It’s your typical story of government waste: A government employee claims “discrimination,” and the government simply buys out the threat with our taxpayer dollars.
If the claims have merit, Jocelyn Benson ran an office with discriminatory practices. If they don’t, she blew $775,000 instead of fighting a shakedown.
Either way, inexcusable.
The agreement in July was preceded by legal action filed by Harness in May 2024. At that time, Harness filed a notice of intent to sue in the Michigan Court of Claims against the department, Benson and some department staff on the allegations that Harness was subject to a “racially hostile environment” at her Detroit office.
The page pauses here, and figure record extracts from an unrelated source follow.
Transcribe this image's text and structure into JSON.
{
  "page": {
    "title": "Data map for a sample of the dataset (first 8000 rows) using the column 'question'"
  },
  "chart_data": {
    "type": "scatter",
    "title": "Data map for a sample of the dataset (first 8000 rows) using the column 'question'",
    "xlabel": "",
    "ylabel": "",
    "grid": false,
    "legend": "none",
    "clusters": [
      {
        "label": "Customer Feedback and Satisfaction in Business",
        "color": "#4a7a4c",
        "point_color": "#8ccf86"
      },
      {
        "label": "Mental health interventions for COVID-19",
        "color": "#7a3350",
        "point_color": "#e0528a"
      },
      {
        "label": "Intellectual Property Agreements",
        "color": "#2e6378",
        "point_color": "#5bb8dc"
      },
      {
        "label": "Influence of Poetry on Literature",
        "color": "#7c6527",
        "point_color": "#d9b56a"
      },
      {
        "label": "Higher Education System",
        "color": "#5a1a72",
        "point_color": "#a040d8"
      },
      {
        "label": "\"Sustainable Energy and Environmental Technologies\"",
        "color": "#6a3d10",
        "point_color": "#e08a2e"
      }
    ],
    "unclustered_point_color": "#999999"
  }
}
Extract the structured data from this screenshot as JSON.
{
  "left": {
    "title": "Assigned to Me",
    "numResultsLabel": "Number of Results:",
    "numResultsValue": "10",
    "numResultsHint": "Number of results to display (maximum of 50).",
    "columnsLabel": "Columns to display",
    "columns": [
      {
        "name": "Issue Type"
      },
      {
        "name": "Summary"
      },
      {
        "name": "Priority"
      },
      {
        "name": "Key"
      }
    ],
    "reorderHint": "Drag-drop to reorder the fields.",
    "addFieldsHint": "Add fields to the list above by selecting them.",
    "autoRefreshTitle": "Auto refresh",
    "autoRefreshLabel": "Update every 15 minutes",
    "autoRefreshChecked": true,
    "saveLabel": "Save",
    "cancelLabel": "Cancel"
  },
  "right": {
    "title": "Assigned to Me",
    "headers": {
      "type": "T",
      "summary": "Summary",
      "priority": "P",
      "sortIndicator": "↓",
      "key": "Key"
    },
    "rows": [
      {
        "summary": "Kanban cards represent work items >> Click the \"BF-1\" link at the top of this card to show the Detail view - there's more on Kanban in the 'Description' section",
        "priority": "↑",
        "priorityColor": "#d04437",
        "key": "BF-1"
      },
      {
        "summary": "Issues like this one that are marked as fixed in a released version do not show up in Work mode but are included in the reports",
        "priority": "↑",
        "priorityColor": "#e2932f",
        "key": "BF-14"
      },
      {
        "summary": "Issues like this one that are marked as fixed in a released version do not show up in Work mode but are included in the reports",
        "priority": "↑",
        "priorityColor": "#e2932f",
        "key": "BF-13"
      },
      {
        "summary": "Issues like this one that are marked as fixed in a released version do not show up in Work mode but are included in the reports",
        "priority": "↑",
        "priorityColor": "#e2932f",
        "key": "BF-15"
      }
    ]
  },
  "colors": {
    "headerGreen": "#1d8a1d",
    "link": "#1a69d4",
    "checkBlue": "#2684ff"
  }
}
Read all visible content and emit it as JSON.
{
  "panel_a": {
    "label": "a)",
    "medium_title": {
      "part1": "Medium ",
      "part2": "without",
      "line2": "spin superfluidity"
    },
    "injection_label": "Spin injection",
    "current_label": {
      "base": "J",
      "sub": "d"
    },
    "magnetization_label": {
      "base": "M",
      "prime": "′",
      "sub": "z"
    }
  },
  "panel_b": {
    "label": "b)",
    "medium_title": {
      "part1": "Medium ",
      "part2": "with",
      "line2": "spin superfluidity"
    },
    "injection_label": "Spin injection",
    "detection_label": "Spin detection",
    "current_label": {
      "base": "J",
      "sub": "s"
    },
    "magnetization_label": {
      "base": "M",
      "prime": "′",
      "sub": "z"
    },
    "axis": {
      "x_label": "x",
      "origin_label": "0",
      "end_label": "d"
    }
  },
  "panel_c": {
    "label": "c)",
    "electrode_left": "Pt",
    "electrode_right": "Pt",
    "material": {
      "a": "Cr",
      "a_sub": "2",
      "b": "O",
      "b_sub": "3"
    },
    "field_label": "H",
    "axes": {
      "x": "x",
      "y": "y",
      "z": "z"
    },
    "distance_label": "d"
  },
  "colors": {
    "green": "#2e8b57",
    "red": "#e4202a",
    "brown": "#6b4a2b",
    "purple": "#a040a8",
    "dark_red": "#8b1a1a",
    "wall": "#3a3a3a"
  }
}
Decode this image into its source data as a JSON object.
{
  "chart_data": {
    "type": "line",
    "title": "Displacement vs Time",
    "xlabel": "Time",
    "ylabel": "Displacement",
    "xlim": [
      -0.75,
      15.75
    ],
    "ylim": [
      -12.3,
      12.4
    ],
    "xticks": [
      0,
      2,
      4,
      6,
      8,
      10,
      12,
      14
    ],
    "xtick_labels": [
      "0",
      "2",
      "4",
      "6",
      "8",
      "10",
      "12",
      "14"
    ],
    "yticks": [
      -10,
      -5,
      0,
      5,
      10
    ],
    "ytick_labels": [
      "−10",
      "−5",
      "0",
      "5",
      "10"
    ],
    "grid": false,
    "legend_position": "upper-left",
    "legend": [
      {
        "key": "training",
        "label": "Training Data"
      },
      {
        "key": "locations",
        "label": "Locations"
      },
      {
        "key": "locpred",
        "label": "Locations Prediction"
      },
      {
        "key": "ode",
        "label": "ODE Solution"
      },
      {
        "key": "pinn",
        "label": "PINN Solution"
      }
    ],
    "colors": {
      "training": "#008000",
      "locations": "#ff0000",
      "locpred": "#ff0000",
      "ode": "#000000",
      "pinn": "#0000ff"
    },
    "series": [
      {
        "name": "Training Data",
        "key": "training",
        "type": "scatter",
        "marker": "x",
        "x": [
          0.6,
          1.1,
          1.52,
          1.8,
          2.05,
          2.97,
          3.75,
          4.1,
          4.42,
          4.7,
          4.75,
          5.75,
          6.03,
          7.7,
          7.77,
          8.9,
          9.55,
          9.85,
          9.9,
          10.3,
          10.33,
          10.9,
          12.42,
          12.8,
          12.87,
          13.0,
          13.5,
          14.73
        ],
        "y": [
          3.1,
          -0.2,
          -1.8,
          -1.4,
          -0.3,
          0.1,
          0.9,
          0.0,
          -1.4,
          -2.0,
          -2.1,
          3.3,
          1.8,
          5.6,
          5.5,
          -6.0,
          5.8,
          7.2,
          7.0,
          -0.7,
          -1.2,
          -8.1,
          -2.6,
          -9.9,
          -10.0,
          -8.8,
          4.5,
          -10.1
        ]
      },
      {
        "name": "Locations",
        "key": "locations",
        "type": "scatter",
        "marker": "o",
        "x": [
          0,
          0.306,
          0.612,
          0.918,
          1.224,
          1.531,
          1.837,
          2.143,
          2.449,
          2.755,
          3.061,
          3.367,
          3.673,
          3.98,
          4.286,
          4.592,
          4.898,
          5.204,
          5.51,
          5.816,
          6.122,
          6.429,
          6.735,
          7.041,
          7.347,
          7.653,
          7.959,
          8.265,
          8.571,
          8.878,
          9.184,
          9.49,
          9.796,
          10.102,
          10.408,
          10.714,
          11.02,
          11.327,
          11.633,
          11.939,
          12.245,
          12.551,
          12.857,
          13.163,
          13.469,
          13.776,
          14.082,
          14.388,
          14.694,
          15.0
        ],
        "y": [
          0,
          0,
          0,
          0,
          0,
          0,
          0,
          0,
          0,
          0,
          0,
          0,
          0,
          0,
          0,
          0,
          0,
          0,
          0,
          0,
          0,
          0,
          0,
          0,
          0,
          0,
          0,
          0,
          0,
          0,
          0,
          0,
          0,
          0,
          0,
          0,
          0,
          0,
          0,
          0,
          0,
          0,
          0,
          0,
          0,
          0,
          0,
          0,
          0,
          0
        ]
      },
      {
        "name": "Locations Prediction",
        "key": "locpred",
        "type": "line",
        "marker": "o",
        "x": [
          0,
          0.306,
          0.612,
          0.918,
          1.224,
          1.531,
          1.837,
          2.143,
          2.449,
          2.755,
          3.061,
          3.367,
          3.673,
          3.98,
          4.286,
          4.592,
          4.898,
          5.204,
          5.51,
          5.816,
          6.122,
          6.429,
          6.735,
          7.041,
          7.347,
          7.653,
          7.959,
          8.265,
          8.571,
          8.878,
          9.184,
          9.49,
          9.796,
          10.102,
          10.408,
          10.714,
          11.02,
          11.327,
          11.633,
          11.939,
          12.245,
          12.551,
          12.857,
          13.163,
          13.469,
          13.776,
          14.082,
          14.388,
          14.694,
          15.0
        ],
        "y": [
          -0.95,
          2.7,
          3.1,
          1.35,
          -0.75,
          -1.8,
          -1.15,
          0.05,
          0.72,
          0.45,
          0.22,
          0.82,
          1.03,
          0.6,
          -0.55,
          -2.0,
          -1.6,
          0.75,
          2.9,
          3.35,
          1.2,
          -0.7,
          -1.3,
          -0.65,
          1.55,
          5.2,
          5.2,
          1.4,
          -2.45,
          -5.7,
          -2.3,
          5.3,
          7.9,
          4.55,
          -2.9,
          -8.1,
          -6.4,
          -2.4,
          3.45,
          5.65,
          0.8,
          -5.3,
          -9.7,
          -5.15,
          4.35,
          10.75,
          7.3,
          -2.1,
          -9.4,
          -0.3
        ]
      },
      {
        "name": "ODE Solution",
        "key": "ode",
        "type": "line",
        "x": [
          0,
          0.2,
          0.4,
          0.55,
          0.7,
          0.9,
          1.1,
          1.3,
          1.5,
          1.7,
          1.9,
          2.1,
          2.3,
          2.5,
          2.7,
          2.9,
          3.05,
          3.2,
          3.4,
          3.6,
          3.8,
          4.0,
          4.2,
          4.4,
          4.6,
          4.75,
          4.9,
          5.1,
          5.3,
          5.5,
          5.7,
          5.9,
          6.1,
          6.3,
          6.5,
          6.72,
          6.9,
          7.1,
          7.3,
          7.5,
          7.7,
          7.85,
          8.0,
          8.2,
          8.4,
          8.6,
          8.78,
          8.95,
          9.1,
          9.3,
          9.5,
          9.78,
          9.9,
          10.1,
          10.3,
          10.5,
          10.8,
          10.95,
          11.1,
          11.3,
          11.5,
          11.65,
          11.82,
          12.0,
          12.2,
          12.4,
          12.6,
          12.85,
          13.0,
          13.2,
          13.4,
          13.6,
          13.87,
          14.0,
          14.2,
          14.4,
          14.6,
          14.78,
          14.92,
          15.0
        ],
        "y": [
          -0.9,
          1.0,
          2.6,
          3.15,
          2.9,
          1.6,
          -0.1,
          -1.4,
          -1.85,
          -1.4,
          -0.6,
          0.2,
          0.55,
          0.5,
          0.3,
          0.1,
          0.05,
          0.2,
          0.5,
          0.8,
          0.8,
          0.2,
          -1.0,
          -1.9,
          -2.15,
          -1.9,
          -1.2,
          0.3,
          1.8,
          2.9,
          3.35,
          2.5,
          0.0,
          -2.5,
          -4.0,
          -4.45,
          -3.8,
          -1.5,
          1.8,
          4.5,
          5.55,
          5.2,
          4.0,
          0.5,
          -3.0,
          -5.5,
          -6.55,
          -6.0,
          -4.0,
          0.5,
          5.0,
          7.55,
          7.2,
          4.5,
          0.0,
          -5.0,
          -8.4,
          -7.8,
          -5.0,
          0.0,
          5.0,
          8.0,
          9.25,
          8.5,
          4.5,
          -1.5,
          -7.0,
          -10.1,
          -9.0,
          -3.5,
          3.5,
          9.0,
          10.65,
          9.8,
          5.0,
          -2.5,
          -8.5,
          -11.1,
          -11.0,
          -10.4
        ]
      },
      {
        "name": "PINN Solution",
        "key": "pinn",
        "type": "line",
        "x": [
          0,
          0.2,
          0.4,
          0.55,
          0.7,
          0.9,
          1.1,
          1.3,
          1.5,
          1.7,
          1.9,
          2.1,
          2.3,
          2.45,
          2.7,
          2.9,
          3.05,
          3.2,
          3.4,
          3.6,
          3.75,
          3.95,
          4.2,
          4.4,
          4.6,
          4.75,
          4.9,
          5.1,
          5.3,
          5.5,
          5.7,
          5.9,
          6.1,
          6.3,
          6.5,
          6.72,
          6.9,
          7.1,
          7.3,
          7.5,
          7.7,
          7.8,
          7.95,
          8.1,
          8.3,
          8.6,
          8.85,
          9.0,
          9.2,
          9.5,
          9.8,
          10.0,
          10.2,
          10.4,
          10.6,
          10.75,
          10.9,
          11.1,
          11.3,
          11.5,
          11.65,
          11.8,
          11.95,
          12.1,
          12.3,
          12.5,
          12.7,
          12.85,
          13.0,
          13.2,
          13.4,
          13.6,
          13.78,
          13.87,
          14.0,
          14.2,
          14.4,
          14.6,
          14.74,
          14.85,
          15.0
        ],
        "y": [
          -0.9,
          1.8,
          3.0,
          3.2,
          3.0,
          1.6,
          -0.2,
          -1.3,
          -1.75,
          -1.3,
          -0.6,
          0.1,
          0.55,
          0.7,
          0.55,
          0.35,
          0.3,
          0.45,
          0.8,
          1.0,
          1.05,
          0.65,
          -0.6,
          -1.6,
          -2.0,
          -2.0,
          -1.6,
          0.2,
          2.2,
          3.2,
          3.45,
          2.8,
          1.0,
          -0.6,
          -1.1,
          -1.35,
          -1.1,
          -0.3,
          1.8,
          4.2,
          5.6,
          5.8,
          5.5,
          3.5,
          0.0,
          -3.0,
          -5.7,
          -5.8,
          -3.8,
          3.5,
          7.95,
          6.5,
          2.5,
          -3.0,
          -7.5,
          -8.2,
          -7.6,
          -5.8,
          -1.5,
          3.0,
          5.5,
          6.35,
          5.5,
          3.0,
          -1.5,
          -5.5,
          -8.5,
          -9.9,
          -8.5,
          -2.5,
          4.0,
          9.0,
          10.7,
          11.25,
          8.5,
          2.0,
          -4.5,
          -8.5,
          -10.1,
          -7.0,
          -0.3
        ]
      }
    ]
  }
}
She argued that, in November or December 2023, Christina Anderson, Benson’s chief of staff, reduced her authority and duties within the Bureau of Customer Service, where she said she oversaw roughly 1,100 state department employees.
Harness argued the department’s actions were different than its treatment of “similarly situated White and male coworkers” and that it was in part a response to her hiring of “African Americans and protesting against their unlawful discriminatory treatment by the Department of State.”
The Department of State agreed to pay Harness $490,000, to pay her attorneys $275,000 and to assign $10,000 to the redemption of a workers’ compensation claim filed by Harness. She and her lawyer had to register as a vendor in the state system to accept the payment.